Corporate Resolution: Meaning, Functionality, and Varieties Explained
Explore the concept of corporate resolutions, their purpose in company governance, how they operate, and the different types used by boards of directors to make binding decisions.
Jiwon Ma is a dedicated fact-checker and research analyst with expertise in cybersecurity, global security, technology, and privacy regulations. Prior to joining Investopedia, she provided consultancy on cybersecurity policies for a leading international financial institution and conducted analytical research at the Belfer Center for Science and International Affairs.
What Is a Corporate Resolution?
A corporate resolution is a formal written document drafted by a company's board of directors that records a binding decision or action taken by the corporation. The board of directors serves as the governing body representing the shareholders' interests and is responsible for overseeing the company's strategic direction.
The board's role includes setting company policies, appointing key executives, and supervising overall management. Corporate resolutions are essential legal documents that define the procedures and authority under which the board operates in various scenarios. These resolutions are typically documented within the minutes of board meetings, though their format may differ.
Key Highlights
- A corporate resolution is an official written record created by the company's board of directors detailing binding corporate actions.
- It serves as a legal framework guiding how the board makes decisions under different circumstances.
- Corporate resolutions maintain a documented history of decisions made by the board and executive leadership.
- Typical decisions include modifications to dividend policies, executive pay structures, and debt issuance.
How Do Corporate Resolutions Function?
Corporate resolutions document the key decisions and actions authorized by a corporation’s board of directors. They can be used to establish the corporation as a distinct legal entity, separate from its owners.
These resolutions help ensure that board and executive decisions do not create conflicts of interest, maintaining the corporation's independence from its shareholders.
The board of directors, mandatory for public companies, is responsible for major strategic decisions, policy creation, and ensuring the company has sufficient resources. Many significant decisions are formally recorded as corporate resolutions within board meeting minutes.

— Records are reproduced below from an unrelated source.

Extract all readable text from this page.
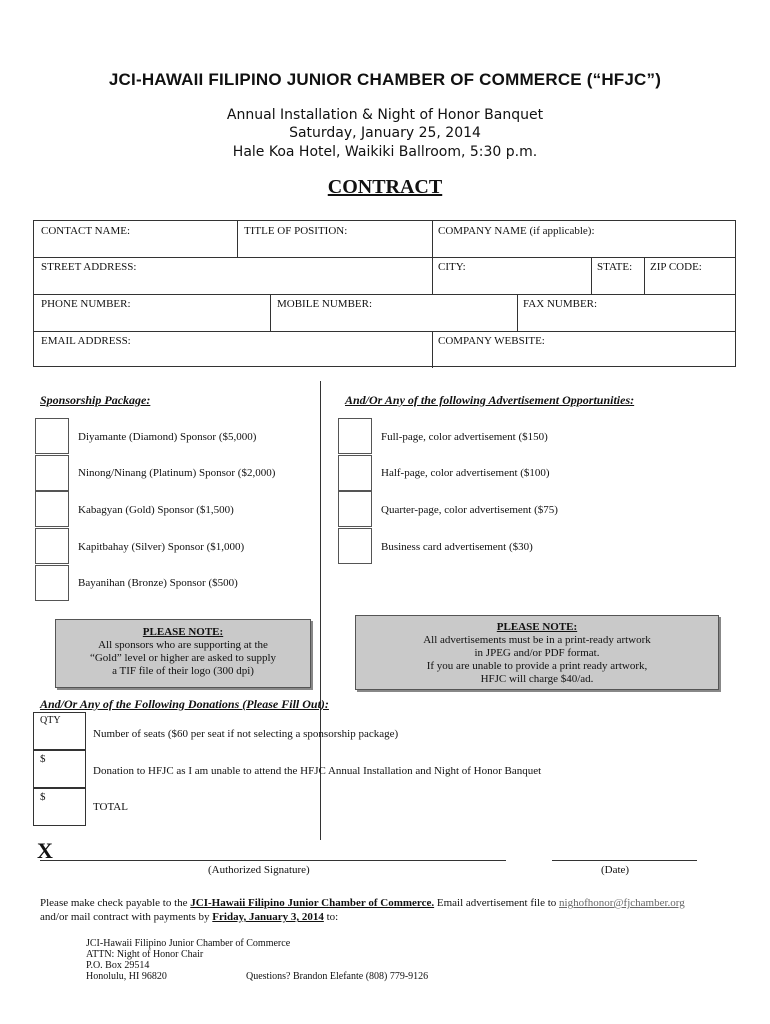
JCI-HAWAII FILIPINO JUNIOR CHAMBER OF COMMERCE (“HFJC”)
Annual Installation & Night of Honor Banquet
Saturday, January 25, 2014
Hale Koa Hotel, Waikiki Ballroom, 5:30 p.m.
CONTRACT
CONTACT NAME:	TITLE OF POSITION:	COMPANY NAME (if applicable):
STREET ADDRESS:	CITY:	STATE: ZIP CODE:
PHONE NUMBER:	MOBILE NUMBER:	FAX NUMBER:
EMAIL ADDRESS:	COMPANY WEBSITE:
Sponsorship Package:
Diyamante (Diamond) Sponsor ($5,000)
Ninong/Ninang (Platinum) Sponsor ($2,000)
Kabagyan (Gold) Sponsor ($1,500)
Kapitbahay (Silver) Sponsor ($1,000)
Bayanihan (Bronze) Sponsor ($500)
PLEASE NOTE:
All sponsors who are supporting at the
“Gold” level or higher are asked to supply
a TIF file of their logo (300 dpi)
And/Or Any of the following Advertisement Opportunities:
Full-page, color advertisement ($150)
Half-page, color advertisement ($100)
Quarter-page, color advertisement ($75)
Business card advertisement ($30)
PLEASE NOTE:
All advertisements must be in a print-ready artwork
in JPEG and/or PDF format.
If you are unable to provide a print ready artwork,
HFJC will charge $40/ad.
And/Or Any of the Following Donations (Please Fill Out):
QTY
Number of seats ($60 per seat if not selecting a sponsorship package)
$
Donation to HFJC as I am unable to attend the HFJC Annual Installation and Night of Honor Banquet
$
TOTAL
X
(Authorized Signature)	(Date)
Please make check payable to the JCI-Hawaii Filipino Junior Chamber of Commerce. Email advertisement file to nighofhonor@fjchamber.org
and/or mail contract with payments by Friday, January 3, 2014 to:
JCI-Hawaii Filipino Junior Chamber of Commerce
ATTN: Night of Honor Chair
P.O. Box 29514
Honolulu, HI 96820	Questions? Brandon Elefante (808) 779-9126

Corporate resolutions promote accountability by ensuring compliance with applicable laws and regulations, and they help the board uphold its fiduciary duties to shareholders.
These documents provide a transparent record that can be reviewed by regulators, tax authorities like the IRS, shareholders, and corporate officers to verify adherence to legal and corporate governance standards.
Different Types of Corporate Resolutions
Boards of directors pass various types of resolutions covering financial decisions, ownership changes, and operational authorizations.
Common resolutions specify which officers are empowered to act on behalf of the corporation, including authority to trade securities, open bank accounts, withdraw funds, and sign checks. Such authorizations are often required by banks, brokerages, and title agencies for legal verification.
Changes to dividend distribution policies—whether increasing, decreasing, or suspending dividends—must be formalized through a resolution. Dividends are payments to shareholders as a return on their investment.
Other frequent corporate resolutions cover actions such as:
- Acquisition of real estate
- Applying for loans or credit facilities
- Issuing corporate debt instruments like bonds to raise capital
- Electing new board members
- Appointing or removing executives, including CEOs
- Determining executive compensation packages
- Issuing new equity shares
- Filing patents
- Mergers and acquisitions involving company combinations
- Forming joint ventures or strategic partnerships
- Adjusting employee retirement plans, such as stock option grants
- Modifying employee health benefit plans
- Leasing or purchasing major assets like manufacturing facilities
Once approved by vote, the corporate resolution becomes the official record of the decision. Typically, these documents are maintained internally and do not require submission to external regulatory agencies.
Examples of Corporate Resolutions
Examples include adopting new corporate bylaws, approving changes to the board composition, defining financial access rights for board members, authorizing mergers and acquisitions, and setting executive compensation terms.
Is a Corporate Resolution Necessary?
Corporate resolutions are essential whenever significant company decisions are made. They serve as binding documents that formalize the board's decisions and planned corporate actions.
Who Drafts Corporate Resolutions?
The company's board of directors is responsible for creating corporate resolutions. They make authoritative decisions impacting the corporation, which are then formally documented through these resolutions.
Discover the latest news and current events in Corporate Finance as of 07-10-2022. The article titled " Corporate Resolution: Meaning, Functionality, and Varieties Explained " provides you with the most relevant and reliable information in the Corporate Finance field. Each news piece is thoroughly analyzed to deliver valuable insights to our readers.
The information in " Corporate Resolution: Meaning, Functionality, and Varieties Explained " helps you make better-informed decisions within the Corporate Finance category. Our news articles are continuously updated and adhere to journalistic standards.